AI Product Fundamentals
Non-determinism, trust, failure modes, UX for AI features
1
Progressive Trust Architecture
Constrain first. Observe. Expand. Log everything.
When you build an AI feature, don't give it full control immediately. Start by having the AI make suggestions that a human approves before anything happens. As you confirm the AI is getting it right, let it do more on its own. This prevents bad outputs from destroying user trust before you've proven the feature works.
2
Graceful Degradation by Design
Intercept before delivery — fluent is not correct, and no answer beats a wrong answer.
Unlike a traditional app that crashes with an error code, an AI can fail silently by producing a convincing but completely wrong answer. Good AI product design means building checkpoints that catch bad outputs before users see them, and always having a backup plan — like showing a 'we're working on it' state or routing to a human — instead of letting the AI guess its way into a disaster.
3
Fault-Tolerant Expectation Design
Design for the model you have, not the model you want.

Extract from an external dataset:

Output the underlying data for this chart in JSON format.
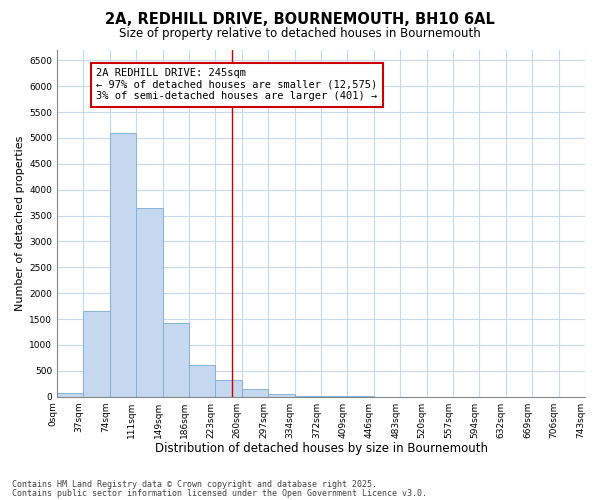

AI doesn't always give the same answer twice, and it's sometimes wrong. If you design your product assuming it's always right, users will be blindsided when it fails. Instead, design so that when the AI is wrong, the user can easily correct course or try again without losing trust.
4
Two-Layer AI Measurement
Engagement proves activity. Two layers prove value.
With normal software, if users click a button a lot, that usually means it's working. With AI, a user can click a lot because they're confused and getting wrong answers. So you need to measure two things separately: whether users actually finished their goal, and whether the AI's outputs were accurate and trustworthy. Measuring only one without the other gives you a false picture.
5
Deterministic-AI Decision Boundary
Rules for correctness, AI for judgment — and always design the handoff.
Traditional software follows a fixed script — click this button, get that result, every time. AI is more like a very capable but occasionally unpredictable expert: great for messy, open-ended tasks, but unreliable for anything where being wrong even once is unacceptable. As a PM, your job is deciding which parts of your product need the script and which parts need the expert.